From the October 24th editorial of the NJ Law Journal:
In its 2009 ruling in LoBiondo v. Schwartz, our Supreme Court declined to read into the common law a mechanism to filter out so-called SLAPP (Strategic Lawsuits Against Public Participation) suits, which are often brought by corporations, real estate developers, government officials and others against individuals and community groups who oppose them on issues of public concern.
SLAPP suits use claims such as defamation, conspiracy, malicious prosecution, nuisance, interference with contract and/or economic advantage to derail public debate and put those exercising their free speech rights on the defensive for activities as innocuous as writing a letter to an editor, reporting unlawful activity, circulating petitions, erecting signs on their property or speaking at public meetings.
Numerous states, most notably California and New York, have enacted statutes that require prediscovery judicial review that would determine whether these suits are meant to stifle free speech or include bona fide claims, thus avoiding the “chill” of expensive discovery…
Recently, the state Assembly Judiciary Committee sent to the full Assembly A3505, a bill allowing judges to dismiss a SLAPP suit without requiring the defendant to undergo lengthy and costly discovery before considering a motion for summary judgment. As currently written, the bill allows a SLAPP defendant to file a special motion to dismiss within 45 days of receiving the complaint. The motion would be granted if the defendant makes a prima facie showing that the claim arises from an act in furtherance of the right of advocacy on an issue of public interest, unless the responding party demonstrates that the claim is likely to succeed on the merits, in which case the motion would be denied. Discovery would be stayed pending the outcome of the motion to dismiss unless a judge determines that some limited discovery would not be too onerous for the defendant. Under the bill, a successful attorney would be entitled to attorney fees and costs, in addition to a $10,000 statutory penalty.

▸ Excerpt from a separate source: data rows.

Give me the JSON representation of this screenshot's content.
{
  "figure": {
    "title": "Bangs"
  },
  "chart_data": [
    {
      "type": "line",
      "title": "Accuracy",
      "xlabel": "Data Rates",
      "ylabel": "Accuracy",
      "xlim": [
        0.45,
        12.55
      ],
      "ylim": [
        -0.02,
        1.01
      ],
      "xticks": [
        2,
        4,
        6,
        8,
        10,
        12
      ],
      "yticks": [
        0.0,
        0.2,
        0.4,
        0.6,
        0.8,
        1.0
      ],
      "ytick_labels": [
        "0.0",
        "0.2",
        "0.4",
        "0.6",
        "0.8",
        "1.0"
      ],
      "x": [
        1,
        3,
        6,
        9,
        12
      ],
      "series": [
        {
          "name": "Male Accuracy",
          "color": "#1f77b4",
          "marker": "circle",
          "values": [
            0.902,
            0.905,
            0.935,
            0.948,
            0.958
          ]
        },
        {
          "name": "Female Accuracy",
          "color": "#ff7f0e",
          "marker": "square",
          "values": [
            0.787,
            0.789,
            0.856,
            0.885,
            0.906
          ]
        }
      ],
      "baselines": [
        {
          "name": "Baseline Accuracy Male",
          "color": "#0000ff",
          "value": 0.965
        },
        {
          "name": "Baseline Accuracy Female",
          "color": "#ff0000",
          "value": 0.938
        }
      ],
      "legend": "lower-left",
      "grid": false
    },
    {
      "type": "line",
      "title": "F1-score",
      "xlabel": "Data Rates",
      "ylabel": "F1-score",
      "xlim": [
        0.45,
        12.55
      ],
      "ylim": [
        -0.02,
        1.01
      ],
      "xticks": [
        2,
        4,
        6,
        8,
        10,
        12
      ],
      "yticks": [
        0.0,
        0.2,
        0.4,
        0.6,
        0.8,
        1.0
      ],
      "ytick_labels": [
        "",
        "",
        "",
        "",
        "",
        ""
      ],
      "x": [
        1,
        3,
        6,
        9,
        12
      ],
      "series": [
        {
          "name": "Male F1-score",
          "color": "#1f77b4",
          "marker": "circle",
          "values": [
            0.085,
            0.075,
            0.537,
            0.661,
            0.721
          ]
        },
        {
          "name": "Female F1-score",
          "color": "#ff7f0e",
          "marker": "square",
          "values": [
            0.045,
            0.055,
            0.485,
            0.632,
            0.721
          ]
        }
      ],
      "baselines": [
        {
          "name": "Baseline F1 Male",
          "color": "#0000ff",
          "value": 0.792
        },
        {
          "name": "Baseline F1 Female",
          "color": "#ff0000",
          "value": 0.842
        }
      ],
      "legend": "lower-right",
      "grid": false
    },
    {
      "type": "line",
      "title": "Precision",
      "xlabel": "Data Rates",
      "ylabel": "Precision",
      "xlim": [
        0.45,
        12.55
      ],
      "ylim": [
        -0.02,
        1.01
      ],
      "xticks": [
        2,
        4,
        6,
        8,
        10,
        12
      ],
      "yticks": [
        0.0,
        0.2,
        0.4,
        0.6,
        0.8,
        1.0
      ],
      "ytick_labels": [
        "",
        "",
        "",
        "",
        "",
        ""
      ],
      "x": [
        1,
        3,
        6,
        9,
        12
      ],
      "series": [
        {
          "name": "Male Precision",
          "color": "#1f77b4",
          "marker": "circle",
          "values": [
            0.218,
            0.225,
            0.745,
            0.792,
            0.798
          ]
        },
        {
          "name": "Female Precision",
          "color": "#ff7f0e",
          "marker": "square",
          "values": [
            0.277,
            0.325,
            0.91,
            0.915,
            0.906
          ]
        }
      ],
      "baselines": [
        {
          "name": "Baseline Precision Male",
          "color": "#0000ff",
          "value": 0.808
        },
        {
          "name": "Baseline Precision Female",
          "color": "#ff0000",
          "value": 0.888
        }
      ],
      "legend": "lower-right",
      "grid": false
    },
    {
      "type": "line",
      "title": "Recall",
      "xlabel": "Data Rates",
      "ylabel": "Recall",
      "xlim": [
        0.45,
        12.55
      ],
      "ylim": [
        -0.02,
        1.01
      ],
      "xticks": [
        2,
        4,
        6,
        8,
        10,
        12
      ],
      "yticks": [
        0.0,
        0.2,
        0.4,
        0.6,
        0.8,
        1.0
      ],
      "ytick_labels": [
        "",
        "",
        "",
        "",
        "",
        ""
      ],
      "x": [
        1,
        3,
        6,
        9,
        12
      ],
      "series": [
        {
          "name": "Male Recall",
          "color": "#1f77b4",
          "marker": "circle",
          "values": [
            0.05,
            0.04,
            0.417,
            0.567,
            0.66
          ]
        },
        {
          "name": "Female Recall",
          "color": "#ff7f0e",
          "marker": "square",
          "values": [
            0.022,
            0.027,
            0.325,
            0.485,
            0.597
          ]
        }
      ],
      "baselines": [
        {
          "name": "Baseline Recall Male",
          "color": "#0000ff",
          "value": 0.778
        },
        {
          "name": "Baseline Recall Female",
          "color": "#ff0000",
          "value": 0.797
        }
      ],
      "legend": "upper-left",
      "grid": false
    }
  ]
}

Most SLAPP lawsuits are not designed to be legally successful, and most have at least a trace modicum of merit that would allow it to proceed without any real possibility ofLoBiondo‘s SLAPP-back sanctions. In any case, we know that judges are loath to issue such sanctions…
The cost of prosecuting such suits are part of the cost of doing business and defending a SLAPP suit—even when defenses are strong—requires a substantial investment of money, time and resources that most defendants and organizations do not have. This not only removes the dispute from the public body that should be determining the issue, but it chills participation in the public debate—something that is at the heart of the First Amendment.
“The point is not to win the lawsuit but to push back against people,” Assemblyman Joseph Lagana, the bill’s chief sponsor, told the committee. “The whole point of this legislation is to dismiss these cases as soon as possible.”